Dr. Botts’s teaching experience includes having taught courses in Constitutional Law, Race and the Law, Critical Race Theory, Electronic Legal Research, Directed Research in Legal Problems, Academic Legal Writing, and Introduction to Legal Analysis on the law school level. She has also taught Constitutional Law, Criminal Procedural Law, and First Amendment Law as well as a wide variety of philosophy courses (such as Philosophy of Law itself and various permutations on that theme) on the undergraduate and graduate school levels. She has taught both at law schools (e.g., McGeorge School of Law, San Joaquin College of Law, and St. Francis School of Law) and in philosophy departments at various American colleges and universities (e.g., University of North Carolina, Charlotte, University of Michigan, Ann Arbor, and Oberlin College).

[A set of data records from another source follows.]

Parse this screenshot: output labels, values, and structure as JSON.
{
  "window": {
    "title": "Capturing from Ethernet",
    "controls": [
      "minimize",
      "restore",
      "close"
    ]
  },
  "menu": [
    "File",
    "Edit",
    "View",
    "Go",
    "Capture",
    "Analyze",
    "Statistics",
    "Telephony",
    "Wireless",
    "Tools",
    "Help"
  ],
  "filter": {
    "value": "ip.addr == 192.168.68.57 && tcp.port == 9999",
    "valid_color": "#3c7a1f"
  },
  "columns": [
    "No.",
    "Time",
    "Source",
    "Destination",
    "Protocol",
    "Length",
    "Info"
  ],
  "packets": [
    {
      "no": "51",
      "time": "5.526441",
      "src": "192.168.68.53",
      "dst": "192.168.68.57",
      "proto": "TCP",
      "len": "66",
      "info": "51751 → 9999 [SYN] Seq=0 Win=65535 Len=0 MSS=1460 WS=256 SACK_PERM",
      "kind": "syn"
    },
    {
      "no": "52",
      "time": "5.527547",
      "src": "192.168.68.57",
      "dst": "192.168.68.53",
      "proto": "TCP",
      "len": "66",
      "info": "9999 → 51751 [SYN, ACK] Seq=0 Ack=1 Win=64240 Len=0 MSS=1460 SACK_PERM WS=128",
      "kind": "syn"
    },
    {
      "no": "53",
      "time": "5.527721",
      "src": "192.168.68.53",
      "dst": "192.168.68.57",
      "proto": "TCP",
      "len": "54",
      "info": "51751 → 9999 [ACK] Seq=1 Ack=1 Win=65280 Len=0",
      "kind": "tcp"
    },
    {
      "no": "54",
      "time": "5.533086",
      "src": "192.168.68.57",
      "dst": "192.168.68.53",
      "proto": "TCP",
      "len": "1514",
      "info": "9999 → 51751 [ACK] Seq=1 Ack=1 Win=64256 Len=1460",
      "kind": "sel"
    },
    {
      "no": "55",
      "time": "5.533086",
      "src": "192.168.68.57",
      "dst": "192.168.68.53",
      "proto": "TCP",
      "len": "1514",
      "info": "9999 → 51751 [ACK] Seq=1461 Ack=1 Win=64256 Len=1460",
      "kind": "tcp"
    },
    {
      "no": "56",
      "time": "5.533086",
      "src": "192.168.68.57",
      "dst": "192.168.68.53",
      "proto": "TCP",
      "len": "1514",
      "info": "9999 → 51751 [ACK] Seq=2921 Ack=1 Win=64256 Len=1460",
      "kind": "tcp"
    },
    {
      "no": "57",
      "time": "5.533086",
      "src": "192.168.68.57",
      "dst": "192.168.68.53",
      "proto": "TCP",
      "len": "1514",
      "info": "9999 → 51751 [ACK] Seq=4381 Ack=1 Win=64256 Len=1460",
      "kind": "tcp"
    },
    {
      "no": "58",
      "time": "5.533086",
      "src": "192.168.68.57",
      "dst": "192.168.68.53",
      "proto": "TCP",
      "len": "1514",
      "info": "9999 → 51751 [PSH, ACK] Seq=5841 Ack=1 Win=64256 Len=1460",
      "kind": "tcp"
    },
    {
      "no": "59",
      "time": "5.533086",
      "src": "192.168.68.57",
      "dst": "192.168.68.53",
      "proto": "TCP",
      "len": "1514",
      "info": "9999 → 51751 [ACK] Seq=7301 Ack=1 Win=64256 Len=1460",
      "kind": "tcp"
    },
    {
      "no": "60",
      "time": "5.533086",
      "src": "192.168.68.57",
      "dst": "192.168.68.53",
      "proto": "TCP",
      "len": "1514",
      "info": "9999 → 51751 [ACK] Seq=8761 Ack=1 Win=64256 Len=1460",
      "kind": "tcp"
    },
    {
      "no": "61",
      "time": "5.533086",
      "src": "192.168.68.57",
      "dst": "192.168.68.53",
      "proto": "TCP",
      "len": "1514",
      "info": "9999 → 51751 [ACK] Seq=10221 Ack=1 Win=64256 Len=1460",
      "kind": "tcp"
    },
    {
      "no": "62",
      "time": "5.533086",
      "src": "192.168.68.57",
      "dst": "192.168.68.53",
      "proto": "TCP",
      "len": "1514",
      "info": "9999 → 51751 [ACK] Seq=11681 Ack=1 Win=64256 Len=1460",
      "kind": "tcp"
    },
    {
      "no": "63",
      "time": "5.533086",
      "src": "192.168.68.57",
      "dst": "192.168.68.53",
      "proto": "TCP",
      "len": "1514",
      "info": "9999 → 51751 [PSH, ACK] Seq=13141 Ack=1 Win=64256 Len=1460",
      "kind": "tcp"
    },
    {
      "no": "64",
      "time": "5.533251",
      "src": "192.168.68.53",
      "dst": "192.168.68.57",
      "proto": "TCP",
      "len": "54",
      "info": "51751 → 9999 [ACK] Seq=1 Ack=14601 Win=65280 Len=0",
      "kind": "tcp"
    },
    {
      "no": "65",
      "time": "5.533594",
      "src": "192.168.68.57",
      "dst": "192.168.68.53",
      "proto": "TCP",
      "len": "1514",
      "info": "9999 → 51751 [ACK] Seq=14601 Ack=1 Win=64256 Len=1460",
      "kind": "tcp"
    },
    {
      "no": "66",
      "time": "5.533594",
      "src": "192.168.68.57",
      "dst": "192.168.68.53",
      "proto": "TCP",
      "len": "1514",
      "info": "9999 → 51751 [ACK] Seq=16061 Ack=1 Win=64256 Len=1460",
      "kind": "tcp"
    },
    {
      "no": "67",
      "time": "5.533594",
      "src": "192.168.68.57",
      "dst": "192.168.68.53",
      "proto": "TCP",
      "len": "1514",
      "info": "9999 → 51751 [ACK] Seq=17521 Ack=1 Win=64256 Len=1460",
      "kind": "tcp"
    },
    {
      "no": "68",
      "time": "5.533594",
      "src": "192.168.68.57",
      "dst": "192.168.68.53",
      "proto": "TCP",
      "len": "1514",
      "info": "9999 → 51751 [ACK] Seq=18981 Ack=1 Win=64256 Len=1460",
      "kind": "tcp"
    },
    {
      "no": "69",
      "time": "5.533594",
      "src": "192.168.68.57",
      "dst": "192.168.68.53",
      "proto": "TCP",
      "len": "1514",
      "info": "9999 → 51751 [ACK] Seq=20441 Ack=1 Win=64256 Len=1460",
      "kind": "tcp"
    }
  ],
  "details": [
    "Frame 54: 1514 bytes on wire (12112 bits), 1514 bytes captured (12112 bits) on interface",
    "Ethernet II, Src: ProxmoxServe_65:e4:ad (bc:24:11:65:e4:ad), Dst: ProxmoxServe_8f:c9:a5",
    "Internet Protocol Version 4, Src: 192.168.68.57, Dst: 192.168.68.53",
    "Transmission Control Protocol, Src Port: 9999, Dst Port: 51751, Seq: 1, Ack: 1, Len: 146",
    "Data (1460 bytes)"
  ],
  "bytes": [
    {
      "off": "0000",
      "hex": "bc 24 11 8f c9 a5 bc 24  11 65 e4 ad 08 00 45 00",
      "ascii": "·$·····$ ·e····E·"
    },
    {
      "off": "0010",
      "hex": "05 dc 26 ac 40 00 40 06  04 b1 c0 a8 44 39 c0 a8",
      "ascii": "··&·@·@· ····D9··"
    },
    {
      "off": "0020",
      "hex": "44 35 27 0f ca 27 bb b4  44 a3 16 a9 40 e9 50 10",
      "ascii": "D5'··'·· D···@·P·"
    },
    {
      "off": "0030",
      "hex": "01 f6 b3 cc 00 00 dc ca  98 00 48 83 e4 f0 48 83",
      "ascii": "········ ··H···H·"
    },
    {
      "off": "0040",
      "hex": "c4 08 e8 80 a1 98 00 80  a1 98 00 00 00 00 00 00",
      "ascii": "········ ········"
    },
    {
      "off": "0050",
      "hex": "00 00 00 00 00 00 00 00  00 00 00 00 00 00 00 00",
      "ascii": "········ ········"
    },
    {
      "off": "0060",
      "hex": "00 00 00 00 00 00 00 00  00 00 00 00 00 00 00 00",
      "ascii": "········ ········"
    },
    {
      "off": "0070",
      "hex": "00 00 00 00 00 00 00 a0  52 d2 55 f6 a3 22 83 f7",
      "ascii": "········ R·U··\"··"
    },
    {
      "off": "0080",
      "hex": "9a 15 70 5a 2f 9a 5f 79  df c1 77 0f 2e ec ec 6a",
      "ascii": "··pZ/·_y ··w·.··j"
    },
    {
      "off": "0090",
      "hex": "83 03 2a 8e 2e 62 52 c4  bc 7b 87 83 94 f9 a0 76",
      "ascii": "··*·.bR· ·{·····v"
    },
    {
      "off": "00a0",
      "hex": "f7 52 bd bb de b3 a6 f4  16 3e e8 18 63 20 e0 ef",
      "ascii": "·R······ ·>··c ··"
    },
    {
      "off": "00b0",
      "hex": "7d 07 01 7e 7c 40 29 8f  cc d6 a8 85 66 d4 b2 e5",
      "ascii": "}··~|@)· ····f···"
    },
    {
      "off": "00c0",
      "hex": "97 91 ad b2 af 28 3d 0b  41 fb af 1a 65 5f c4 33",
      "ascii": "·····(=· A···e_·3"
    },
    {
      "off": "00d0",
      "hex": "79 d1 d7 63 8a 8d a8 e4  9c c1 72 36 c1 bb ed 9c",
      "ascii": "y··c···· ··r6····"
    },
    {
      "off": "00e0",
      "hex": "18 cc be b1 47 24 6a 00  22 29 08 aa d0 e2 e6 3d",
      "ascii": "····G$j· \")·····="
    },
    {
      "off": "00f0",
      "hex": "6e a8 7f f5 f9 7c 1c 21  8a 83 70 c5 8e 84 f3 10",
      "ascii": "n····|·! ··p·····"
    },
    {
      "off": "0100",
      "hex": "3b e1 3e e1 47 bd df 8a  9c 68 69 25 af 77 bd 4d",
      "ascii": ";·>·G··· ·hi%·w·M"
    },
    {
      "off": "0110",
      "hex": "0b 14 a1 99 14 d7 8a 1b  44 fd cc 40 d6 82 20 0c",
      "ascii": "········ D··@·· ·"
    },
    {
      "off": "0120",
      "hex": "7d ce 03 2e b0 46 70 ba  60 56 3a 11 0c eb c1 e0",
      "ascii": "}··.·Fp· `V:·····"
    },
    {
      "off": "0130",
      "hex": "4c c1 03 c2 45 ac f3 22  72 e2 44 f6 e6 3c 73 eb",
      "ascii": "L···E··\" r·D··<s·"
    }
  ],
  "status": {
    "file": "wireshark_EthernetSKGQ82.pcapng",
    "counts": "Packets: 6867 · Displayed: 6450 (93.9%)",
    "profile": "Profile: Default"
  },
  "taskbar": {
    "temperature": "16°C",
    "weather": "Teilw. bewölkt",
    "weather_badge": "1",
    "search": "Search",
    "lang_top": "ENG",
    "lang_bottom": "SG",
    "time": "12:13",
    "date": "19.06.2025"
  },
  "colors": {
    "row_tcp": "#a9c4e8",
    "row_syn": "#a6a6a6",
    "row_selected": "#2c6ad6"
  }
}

Her scholarship is centered in Constitutional Law and Jurisprudence, both of which are key themes in her recent book, For Equals Only: Race, Equality, and the Equal Protection Clause (Rowman & Littlefield, 2018). Dr. Botts’s current research projects are centered in Substantive Due Process and Critical Philosophy of Law. She has presented her legal scholarship at annual meetings of the Law and Society Association and the University of Michigan Law School.
Her practice experience includes a substantial amount of civil litigation, as well as fellowships at the D.C. Public Defender Service, the Reporter’s Committee for Freedom of the Press, and the D.C. law firm specializing in Native American Law (Tribal Rights), Hobbs, Strauss, Dean and Walker. She is a member of the D.C. bar and the Maryland state bar.